12 Mit diesem - erstmals im Revisionsverfahren erstatteten - Vorbringen verstößt die Revisionswerberin gegen das aus § 41 VwGG ableitbare Neuerungsverbot. Dieses bezieht sich auf neues tatsächliches Sachverhaltsvorbringen und auf solche Rechtsausführungen, zu deren Beurteilung weitere tatsächliche Feststellungen erforderlich sind (vgl. dazu das hg. Erkenntnis vom 20. Jänner 2016, 2013/17/0033). Bereits in der mündlichen Verhandlung vom 28. Juli 2016 war die Unterfertigung der Arbeitgebererklärung und des Vermittlungsauftrages durch den Mitbeteiligten (als Geschäftsführer der GmbH) thematisiert worden. Es hätte bereits zu diesem Zeitpunkt das erstmals in der Revision erstattete Vorbringen zur mangelnden Vertretungsbefugnis des Mitbeteiligten bzw. daraus folgend der ungültigen Arbeitgebererklärung vor dem Bundesverwaltungsgericht erstattet werden müssen.

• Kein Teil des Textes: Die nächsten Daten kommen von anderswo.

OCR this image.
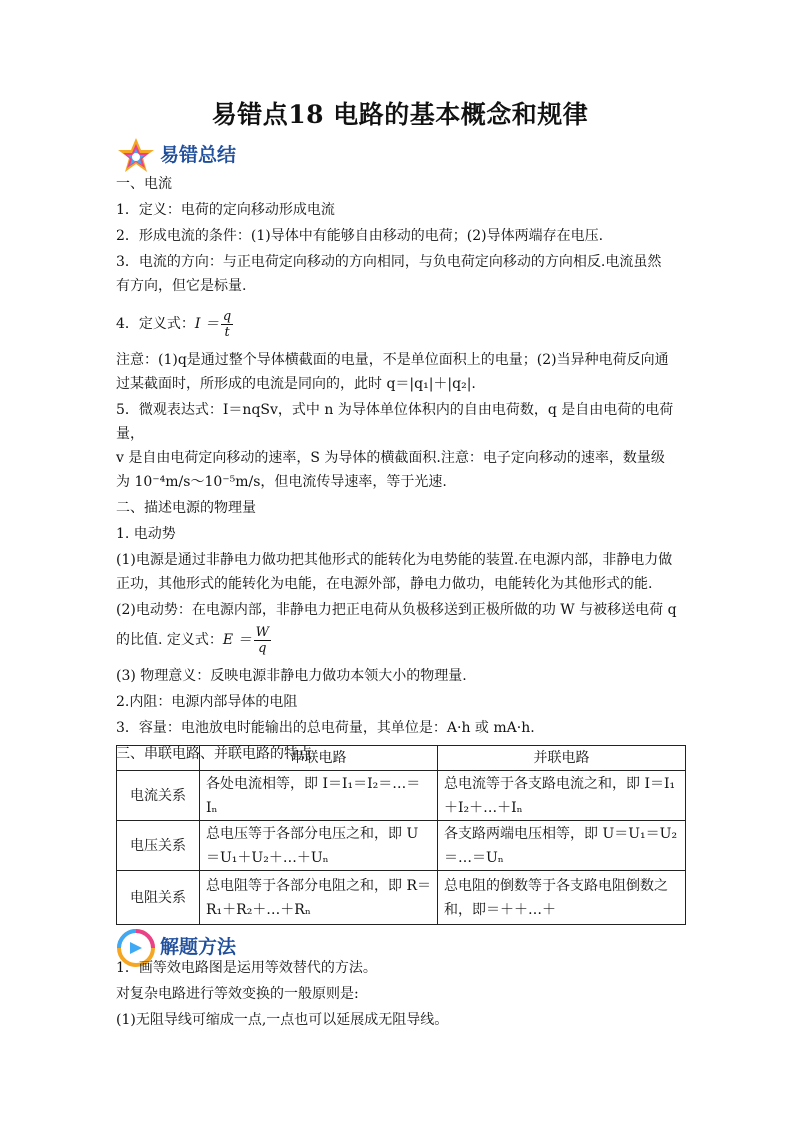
易错点18 电路的基本概念和规律
易错总结

一、电流

1．定义：电荷的定向移动形成电流

2．形成电流的条件：(1)导体中有能够自由移动的电荷；(2)导体两端存在电压.

3．电流的方向：与正电荷定向移动的方向相同，与负电荷定向移动的方向相反.电流虽然

有方向，但它是标量.

4．定义式：$I = \frac{q}{t}$

注意：(1)q是通过整个导体横截面的电量，不是单位面积上的电量；(2)当异种电荷反向通

过某截面时，所形成的电流是同向的，此时 q＝|q₁|＋|q₂|.

5．微观表达式：I＝nqSv，式中 n 为导体单位体积内的自由电荷数，q 是自由电荷的电荷量，

v 是自由电荷定向移动的速率，S 为导体的横截面积.注意：电子定向移动的速率，数量级

为 10⁻⁴m/s～10⁻⁵m/s，但电流传导速率，等于光速.

二、描述电源的物理量

1. 电动势

(1)电源是通过非静电力做功把其他形式的能转化为电势能的装置.在电源内部，非静电力做

正功，其他形式的能转化为电能，在电源外部，静电力做功，电能转化为其他形式的能.

(2)电动势：在电源内部，非静电力把正电荷从负极移送到正极所做的功 W 与被移送电荷 q

的比值. 定义式：$E = \frac{W}{q}$

(3) 物理意义：反映电源非静电力做功本领大小的物理量.

2.内阻：电源内部导体的电阻

3．容量：电池放电时能输出的总电荷量，其单位是：A·h 或 mA·h.

三、串联电路、并联电路的特点

	串联电路	并联电路
电流关系	各处电流相等，即 I＝I₁＝I₂＝…＝Iₙ	总电流等于各支路电流之和，即 I＝I₁＋I₂＋…＋Iₙ
电压关系	总电压等于各部分电压之和，即 U＝U₁＋U₂＋…＋Uₙ	各支路两端电压相等，即 U＝U₁＝U₂＝…＝Uₙ
电阻关系	总电阻等于各部分电阻之和，即 R＝R₁＋R₂＋…＋Rₙ	总电阻的倒数等于各支路电阻倒数之和，即＝＋＋…＋
解题方法

1．画等效电路图是运用等效替代的方法。

对复杂电路进行等效变换的一般原则是:

(1)无阻导线可缩成一点,一点也可以延展成无阻导线。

13 Im Übrigen ist nicht zu sehen, weshalb der Mitbeteiligte als antragstellende Arbeitskraft von vornherein von der Vertretung des Arbeitgebers ausgeschlossen und ein Ersatzkraftstellungsverfahren unmöglich gewesen sein sollte. Im Fall einer mangelhaften Arbeitgebererklärung ist deren Ergänzung zu beauftragen. Die Durchführung eines Ersatzkraftstellungsverfahrens durfte daher nicht von vornherein abgelehnt werden (vgl. das hg. Erkenntnis vom 24. Jänner 2014, 2013/09/0070).

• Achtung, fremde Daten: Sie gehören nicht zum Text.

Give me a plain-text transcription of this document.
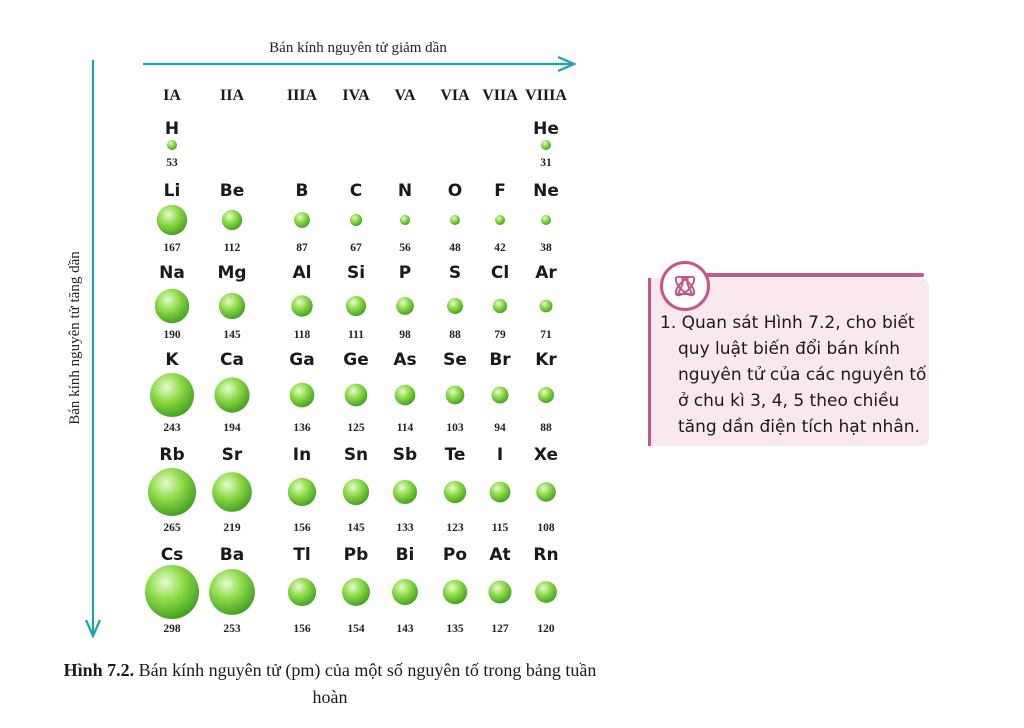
Bán kính nguyên tử giảm dần
Bán kính nguyên tử tăng dần
IA IIA	IIIA IVA VA VIA VIIA VIIIA
H
53
He
31
Li
167
Be
112
B
87
C
67
N
56
O
48
F
42
Ne
38
Na
190
Mg
145
Al
118
Si
111
P
98
S
88
Cl
79
Ar
71
K
243
Ca
194
Ga
136
Ge
125
As
114
Se
103
Br
94
Kr
88
Rb
265
Sr
219
In
156
Sn
145
Sb
133
Te
123
I
115
Xe
108
Cs
298
Ba
253
Tl
156
Pb
154
Bi
143
Po
135
At
127
Rn
120
Hình 7.2. Bán kính nguyên tử (pm) của một số nguyên tố trong bảng tuần hoàn
1. Quan sát Hình 7.2, cho biết quy luật biến đổi bán kính nguyên tử của các nguyên tố ở chu kì 3, 4, 5 theo chiều tăng dần điện tích hạt nhân.
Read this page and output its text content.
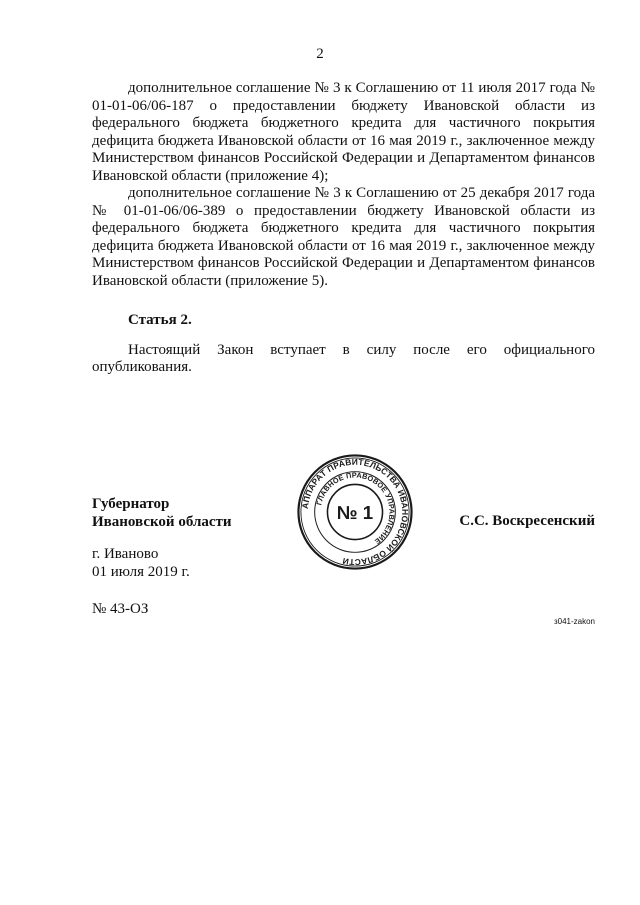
2

дополнительное соглашение № 3 к Соглашению от 11 июля 2017 года № 01-01-06/06-187 о предоставлении бюджету Ивановской области из федерального бюджета бюджетного кредита для частичного покрытия дефицита бюджета Ивановской области от 16 мая 2019 г., заключенное между Министерством финансов Российской Федерации и Департаментом финансов Ивановской области (приложение 4);

дополнительное соглашение № 3 к Соглашению от 25 декабря 2017 года № 01-01-06/06-389 о предоставлении бюджету Ивановской области из федерального бюджета бюджетного кредита для частичного покрытия дефицита бюджета Ивановской области от 16 мая 2019 г., заключенное между Министерством финансов Российской Федерации и Департаментом финансов Ивановской области (приложение 5).

Статья 2.

Настоящий Закон вступает в силу после его официального опубликования.

Губернатор
Ивановской области	С.С. Воскресенский
г. Иваново
01 июля 2019 г.
№ 43-ОЗ
з041-zakon
АППАРАТ ПРАВИТЕЛЬСТВА ИВАНОВСКОЙ ОБЛАСТИ
ГЛАВНОЕ ПРАВОВОЕ УПРАВЛЕНИЕ
№ 1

Soweit die Revisionswerberin die Revision deswegen für zulässig hält, weil das Verwaltungsgericht entgegen den im hg. Erkenntnis vom 26. Juni 2014, Ro 2014/03/0063, dargelegten Leitlinien nicht in der Sache selbst entschieden sondern die Angelegenheit zur Entscheidung durch die Revisionswerberin zurückverwiesen hat, ist auf das hg. Erkenntnis vom 20. Oktober 2015, Ra 2015/09/0088, zu verweisen. Auch im vorliegenden Fall erscheint die Beurteilung des Verwaltungsgerichts unbedenklich, dass die belangte Behörde den entscheidungswesentlichen Sachverhalt - durch Unterlassung eines Ersatzkraftstellungsverfahrens - nur sehr unzureichend festgestellt, und damit keine für eine Entscheidung in der Sache nach § 28 Abs. 2 VwGVG ausreichenden "brauchbaren Ermittlungsergebnisse" geliefert hat. Es kann daher nicht gesagt werden, dass der angefochtene Beschluss von der Rechtsprechung des Verwaltungsgerichtshofes abwiche.

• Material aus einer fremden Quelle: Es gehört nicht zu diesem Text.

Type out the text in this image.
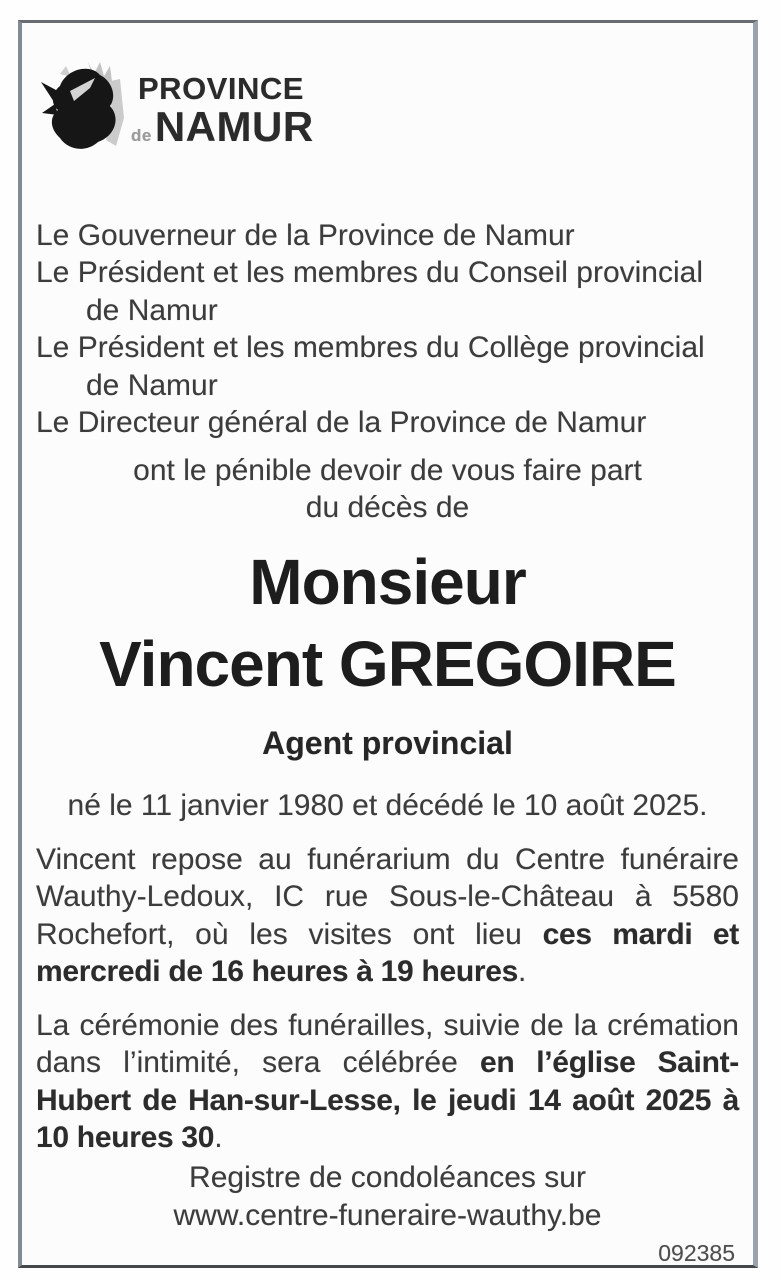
PROVINCE
de NAMUR
Le Gouverneur de la Province de Namur
Le Président et les membres du Conseil provincial
de Namur
Le Président et les membres du Collège provincial
de Namur
Le Directeur général de la Province de Namur
ont le pénible devoir de vous faire part
du décès de
Monsieur
Vincent GREGOIRE
Agent provincial
né le 11 janvier 1980 et décédé le 10 août 2025.

Vincent repose au funérarium du Centre funéraire Wauthy-Ledoux, IC rue Sous-le-Château à 5580 Rochefort, où les visites ont lieu ces mardi et mercredi de 16 heures à 19 heures.

La cérémonie des funérailles, suivie de la crémation dans l’intimité, sera célébrée en l’église Saint-Hubert de Han-sur-Lesse, le jeudi 14 août 2025 à 10 heures 30.

Registre de condoléances sur
www.centre-funeraire-wauthy.be
092385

14 Mit den in der Revision weiters enthaltenen Ausführungen zur Proformabereitschaft zur Teilnahme an einem Ersatzkraftstellungsverfahren und der Beachtung des wahren wirtschaftlichen Gehaltes des vorliegenden Sachverhalts entfernt sich die Revisionswerberin von den Feststellungen im angefochtenen Erkenntnis und legt vielmehr Mutmaßungen ihren Erwägungen zugrunde. Damit erweist sich die Revision nicht als gesetzmäßig ausgeführt (vgl. das hg. Erkenntnis vom 20. Oktober 2014, Ro 2014/12/0019).
15 In der Revision werden keine Rechtsfragen aufgeworfen, denen im Sinne des Art. 133 Abs. 4 B-VG grundsätzliche Bedeutung zukäme. Die Revision war daher in einem gemäß § 12 Abs. 2 VwGG gebildeten Senat zurückzuweisen.
Die Kostenentscheidung beruht auf den §§ 47 ff VwGG, insbesondere § 51 VwGG, in Verbindung mit der VwGH-Aufwandersatzverordnung 2014.